Tata Martino, que havia feito os dois gols na Bombonera, relembrou em 2007 da tragédia, citando o colega: “não tenho culpa por ter perdido o jogo, sinto bronca e ressentimento por todas as barbaridades que se disseram. Depois todos se esquecem, mas eu não (…). [Nos acusaram de] vendidos por grana, por casa, carros, tantas coisas se disseram… Scoponi e eu levamos a pior parte”. Em 1992, esse momento foi lembrado até em um debate que a El Gráfico promoveu entre três mitos do trio Boca (Hugo Gatti), River (Norberto Alonso) e Independiente (Ricardo Bochini); enquanto Gatti, recordista de jogos como goleiro no Boca, dizia que Scoponi era àquela altura o melhor goleiro do país, Alonso destacava: “atenção, Scoponi defendeu nos momentos difíceis, quando o insultavam. Depois daquela liguilla, queriam mata-lo”.
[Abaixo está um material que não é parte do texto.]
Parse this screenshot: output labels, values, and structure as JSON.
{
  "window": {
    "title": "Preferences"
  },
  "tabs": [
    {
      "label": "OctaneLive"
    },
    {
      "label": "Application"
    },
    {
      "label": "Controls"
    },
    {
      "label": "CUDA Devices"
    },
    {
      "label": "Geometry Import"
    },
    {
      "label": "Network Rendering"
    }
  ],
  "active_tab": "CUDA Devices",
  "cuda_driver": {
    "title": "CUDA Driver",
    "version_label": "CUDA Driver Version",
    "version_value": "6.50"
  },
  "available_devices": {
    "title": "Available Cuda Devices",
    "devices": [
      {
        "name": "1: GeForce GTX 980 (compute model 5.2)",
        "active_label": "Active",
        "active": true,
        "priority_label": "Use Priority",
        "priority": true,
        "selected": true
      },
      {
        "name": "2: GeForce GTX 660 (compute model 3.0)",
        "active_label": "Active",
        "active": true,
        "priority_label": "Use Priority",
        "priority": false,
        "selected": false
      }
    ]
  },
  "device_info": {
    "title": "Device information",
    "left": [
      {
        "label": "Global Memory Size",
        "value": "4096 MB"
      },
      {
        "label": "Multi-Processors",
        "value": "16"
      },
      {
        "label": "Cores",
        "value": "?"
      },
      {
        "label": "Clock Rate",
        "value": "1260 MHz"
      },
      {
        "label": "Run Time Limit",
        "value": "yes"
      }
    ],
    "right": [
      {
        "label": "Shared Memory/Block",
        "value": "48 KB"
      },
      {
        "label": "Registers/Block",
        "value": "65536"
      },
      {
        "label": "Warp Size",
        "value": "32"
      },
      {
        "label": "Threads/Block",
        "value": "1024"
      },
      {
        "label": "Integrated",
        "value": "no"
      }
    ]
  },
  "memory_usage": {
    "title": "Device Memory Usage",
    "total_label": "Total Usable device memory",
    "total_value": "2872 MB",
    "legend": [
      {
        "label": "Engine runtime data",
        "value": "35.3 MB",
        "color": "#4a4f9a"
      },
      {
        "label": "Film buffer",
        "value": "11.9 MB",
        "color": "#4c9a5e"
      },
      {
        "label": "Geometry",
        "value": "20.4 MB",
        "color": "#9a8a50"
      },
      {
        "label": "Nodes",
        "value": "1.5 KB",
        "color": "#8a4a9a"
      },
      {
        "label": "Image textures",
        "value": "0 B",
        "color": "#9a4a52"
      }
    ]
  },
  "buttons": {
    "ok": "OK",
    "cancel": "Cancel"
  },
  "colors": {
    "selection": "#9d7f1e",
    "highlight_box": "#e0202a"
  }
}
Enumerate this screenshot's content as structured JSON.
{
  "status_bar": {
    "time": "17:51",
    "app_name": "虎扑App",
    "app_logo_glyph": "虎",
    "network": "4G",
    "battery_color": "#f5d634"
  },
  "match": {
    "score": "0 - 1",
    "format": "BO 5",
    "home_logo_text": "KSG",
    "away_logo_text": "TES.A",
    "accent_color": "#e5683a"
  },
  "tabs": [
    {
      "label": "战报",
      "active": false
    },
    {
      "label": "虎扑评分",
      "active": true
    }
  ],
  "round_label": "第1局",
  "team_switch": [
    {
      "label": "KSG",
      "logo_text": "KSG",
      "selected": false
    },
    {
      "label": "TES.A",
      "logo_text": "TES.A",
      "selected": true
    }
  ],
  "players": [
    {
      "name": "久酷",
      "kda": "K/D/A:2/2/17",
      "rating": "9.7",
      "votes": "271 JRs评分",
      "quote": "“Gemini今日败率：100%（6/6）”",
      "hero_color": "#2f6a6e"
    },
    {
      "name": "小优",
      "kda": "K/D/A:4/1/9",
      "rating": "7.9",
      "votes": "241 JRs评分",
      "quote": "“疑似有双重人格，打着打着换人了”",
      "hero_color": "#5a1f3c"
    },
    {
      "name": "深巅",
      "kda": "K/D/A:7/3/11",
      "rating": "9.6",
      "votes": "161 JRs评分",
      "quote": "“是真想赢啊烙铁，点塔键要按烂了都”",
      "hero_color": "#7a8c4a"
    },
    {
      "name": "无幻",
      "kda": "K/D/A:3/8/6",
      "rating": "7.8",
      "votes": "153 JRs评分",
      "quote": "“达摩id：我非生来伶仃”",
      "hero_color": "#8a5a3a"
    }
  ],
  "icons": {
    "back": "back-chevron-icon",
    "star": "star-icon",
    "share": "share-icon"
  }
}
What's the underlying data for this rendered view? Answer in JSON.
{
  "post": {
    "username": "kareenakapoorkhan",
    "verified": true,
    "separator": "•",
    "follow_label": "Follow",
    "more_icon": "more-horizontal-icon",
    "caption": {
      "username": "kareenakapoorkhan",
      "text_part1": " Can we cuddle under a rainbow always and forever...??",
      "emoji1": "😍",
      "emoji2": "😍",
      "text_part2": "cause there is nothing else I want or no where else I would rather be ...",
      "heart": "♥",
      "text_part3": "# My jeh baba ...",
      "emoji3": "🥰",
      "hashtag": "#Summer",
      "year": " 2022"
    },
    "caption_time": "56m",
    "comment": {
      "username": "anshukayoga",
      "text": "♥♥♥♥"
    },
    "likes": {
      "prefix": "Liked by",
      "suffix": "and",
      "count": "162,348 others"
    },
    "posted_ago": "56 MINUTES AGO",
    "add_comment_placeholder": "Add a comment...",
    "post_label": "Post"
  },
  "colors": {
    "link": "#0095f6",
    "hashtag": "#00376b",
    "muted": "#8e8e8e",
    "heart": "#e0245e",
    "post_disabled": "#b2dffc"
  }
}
Para piorar, o campeonato seguinte foi perdido por um único ponto justamente para o Central – que voltava da segunda divisão! O desafogo veio outro campeonato depois, na temporada 1987-88 (marcado não apenas pelo título em si, mas pelo plantel ser inteiramente de pratas-da-casa), e o goleiro soltou seus demônios: “dedico este triunfo a todos os que acreditaram em nós. Este campeonato também é deles. A toda essa gente que nos acusou de vendidos nem me lembro, mas eles sim vão se lembrar toda a vida de nós”. Ainda naquele ano, os rubronegros chegaram a uma final de Libertadores. Até hoje, o mais longe que uma equipe do interior argentino conseguiu no torneio.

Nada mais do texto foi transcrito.